Tuareg Men Wearing Veils, The Tuareg (also spelled Twareg or Touareg; endonym Imuhagh) are a Berber people with a traditionally nomadic pastoralist lifestyle. They are the principal inhabitants of the Saharan interior of North Africa.

The Tuareg language, a branch of the Berber language, has an estimated 1.2 million speakers. About half this number is accounted for by speakers of the Eastern dialect (Tamajaq, Tawallammat).

The name Tuareg is possibly derived from Targa, the Berber name of Libya’s Fezzan province. The name Tuareg thus in origin designated the inhabitants of Fezzan from the perspective of the Berbers living closer to the Mediterranean coast, and was adopted from them into English, French and German during the colonial period. The Berber noun targa means “drainage channel” and by extension “arable land, garden”. It designated the Wadi al-Haya area between Sabha and Ubari and is rendered in Arabic as bilad al-khayr “good land”.

In The Ottoman Empire the Tuaregs where called Tevarikler.

The name of the Tuareg for themselves is Imuhagh or Imushagh (cognate to northern Berber Imazighen). The term for a Tuareg man is Amajagh (var.
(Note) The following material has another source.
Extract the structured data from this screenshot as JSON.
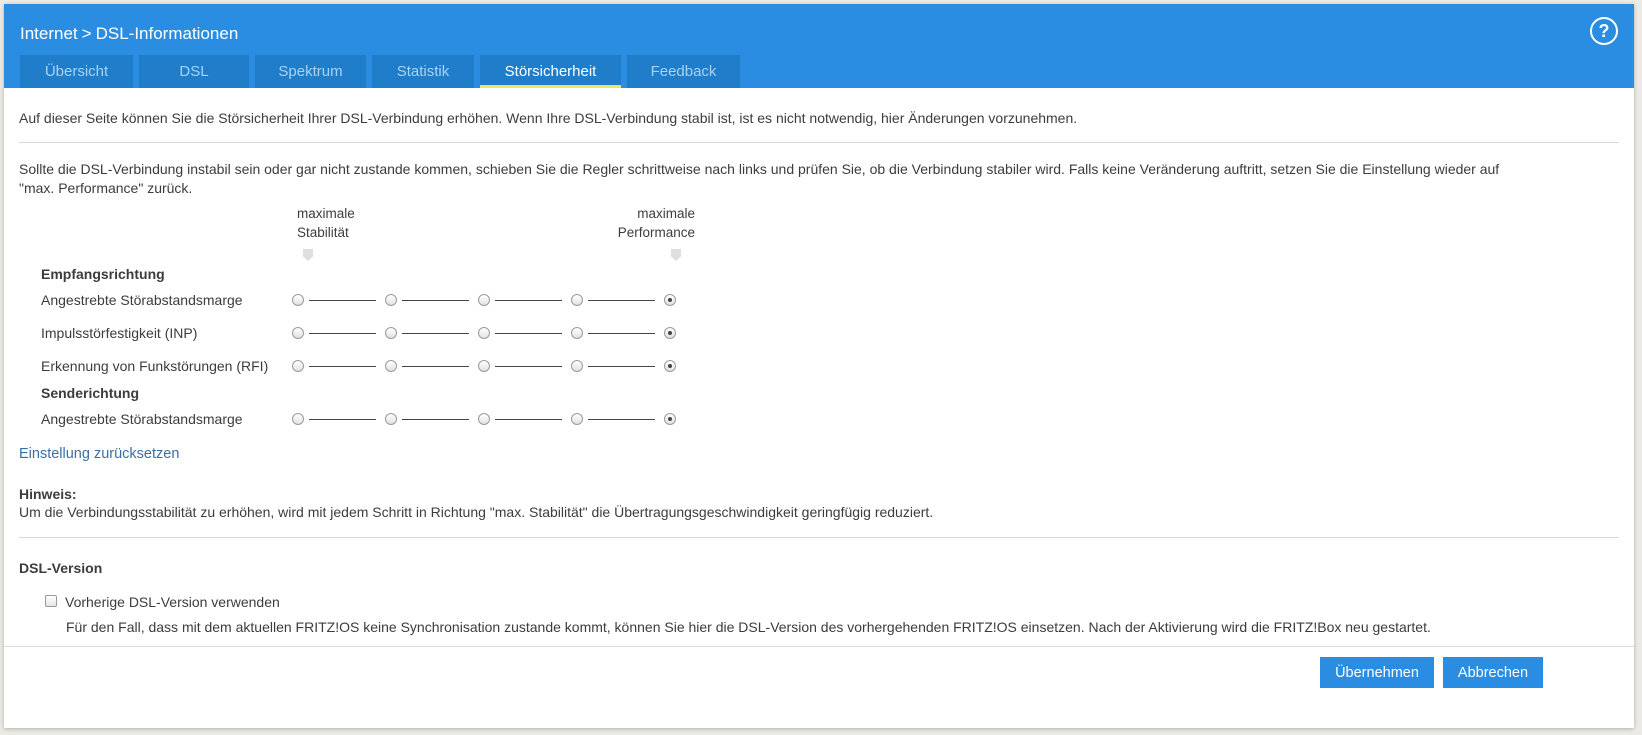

Amashegh, Amahagh), the term for a woman Tamajaq (var. Tamasheq, Tamahaq, Timajaghen). The spelling variants given reflect the variety of the Tuareg dialects, but they all reflect the same linguistic root, expressing the notion of “freemen”, strictly only referring to the Tuareg “nobility”, to the exclusion of the artisan client castes and slaves. Another self-designation of more recent origin is linguistic, Kel Tamasheq or Kel Tamajaq (Neo-Tifinagh 8ⴾⴻⵍ ⵜⴰⵎⴰⵌⴰⵆ) “Speakers of Tamasheq”.

Also encountered in ethnographic literature of the early 20th century is the name Kel Tagelmust “People of the Veil” and “the Blue People” (for the indigo colour of their veils and other clothing, which sometimes stains the skin underneath).